The deacon went into the next room, and Philip followed him. The deacon sat down, and Philip stood before him.
"Philip, my son" — Deacon Browning took the boy's hand in one of his, and looked him full in the face. The look was returned — not a defiant look, but one of yielding wonder.
"Philip, I am not going to send you to sea with Captain Ellis. I intended doing so; but, on reflection, I think the life will be too hard for you."
Very firmly, yet kindly, the deacon tried to speak, as Kindness was playing with his heart-strings, and their tone of pity was echoed from his voice, which faltered when he strove to give it firmness.

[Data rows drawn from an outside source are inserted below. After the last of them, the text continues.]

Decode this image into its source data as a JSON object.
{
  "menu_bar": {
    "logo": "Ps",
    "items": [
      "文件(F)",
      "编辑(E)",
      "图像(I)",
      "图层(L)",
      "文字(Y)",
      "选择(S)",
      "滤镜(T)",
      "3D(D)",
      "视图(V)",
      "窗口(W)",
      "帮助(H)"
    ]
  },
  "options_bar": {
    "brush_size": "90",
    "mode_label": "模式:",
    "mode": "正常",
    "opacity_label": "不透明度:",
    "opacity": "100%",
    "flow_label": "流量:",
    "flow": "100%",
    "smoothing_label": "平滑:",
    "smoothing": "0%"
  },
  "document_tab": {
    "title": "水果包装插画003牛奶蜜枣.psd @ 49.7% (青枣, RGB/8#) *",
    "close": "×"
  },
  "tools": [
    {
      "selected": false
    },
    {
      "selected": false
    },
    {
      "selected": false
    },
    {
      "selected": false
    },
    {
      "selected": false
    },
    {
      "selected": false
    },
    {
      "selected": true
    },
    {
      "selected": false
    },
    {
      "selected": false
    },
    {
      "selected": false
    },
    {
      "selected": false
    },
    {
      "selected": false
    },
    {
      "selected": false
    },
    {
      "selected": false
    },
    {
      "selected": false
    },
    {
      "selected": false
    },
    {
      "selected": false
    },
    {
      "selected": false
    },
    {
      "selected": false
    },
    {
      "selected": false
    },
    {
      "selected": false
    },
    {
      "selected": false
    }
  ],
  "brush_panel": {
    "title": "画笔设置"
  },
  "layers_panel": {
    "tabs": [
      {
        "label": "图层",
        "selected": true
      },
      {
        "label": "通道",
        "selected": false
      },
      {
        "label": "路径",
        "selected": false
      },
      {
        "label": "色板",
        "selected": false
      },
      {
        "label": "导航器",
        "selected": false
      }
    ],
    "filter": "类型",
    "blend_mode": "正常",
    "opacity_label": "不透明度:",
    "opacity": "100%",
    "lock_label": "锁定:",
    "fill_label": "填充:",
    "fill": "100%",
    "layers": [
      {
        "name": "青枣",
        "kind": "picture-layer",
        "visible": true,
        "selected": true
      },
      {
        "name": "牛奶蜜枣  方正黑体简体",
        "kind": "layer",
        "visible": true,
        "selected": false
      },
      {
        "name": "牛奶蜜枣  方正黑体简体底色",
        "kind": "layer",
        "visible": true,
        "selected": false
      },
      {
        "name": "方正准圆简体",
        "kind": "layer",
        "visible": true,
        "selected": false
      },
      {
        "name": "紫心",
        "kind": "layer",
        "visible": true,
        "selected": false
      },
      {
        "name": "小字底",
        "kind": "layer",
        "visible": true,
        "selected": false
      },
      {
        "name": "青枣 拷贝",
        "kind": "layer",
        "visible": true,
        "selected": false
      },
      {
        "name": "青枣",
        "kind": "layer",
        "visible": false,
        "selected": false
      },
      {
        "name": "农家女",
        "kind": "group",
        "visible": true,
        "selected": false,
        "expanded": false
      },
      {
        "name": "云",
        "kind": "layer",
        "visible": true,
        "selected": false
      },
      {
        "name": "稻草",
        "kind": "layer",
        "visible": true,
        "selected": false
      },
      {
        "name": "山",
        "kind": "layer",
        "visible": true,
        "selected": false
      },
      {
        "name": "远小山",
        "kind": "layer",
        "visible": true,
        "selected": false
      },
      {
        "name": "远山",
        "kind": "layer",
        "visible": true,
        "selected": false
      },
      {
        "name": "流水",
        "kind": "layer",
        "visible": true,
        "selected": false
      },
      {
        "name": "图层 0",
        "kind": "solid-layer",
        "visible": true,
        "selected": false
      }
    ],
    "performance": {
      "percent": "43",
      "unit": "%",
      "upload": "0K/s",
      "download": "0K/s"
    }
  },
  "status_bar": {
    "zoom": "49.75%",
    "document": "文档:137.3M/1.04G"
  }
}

The eyes of Philip remained fixed upon the countenance of his father.
"My son," — Deacon Browning thought he had gained sufficient self-control to utter calmly certain mild forms of admonition; but he was in error; his voice was still less under his control, and so fully betrayed the new-born pity and tenderness in his heart, that Philip, melting into penitence, exclaimed, as tears gushed from his eyes —
"Oh, father! I've been very wicked, and very sorry!"
Involuntarily, at this unexpected confession, the arms of Deacon Browning were stretched out towards his repentant boy, and Philip rushed, sobbing, into them.
The boy was saved. From that hour his father had him under the most perfect subordination. But Kindness, the twin sister of Duty, walked ever by his side.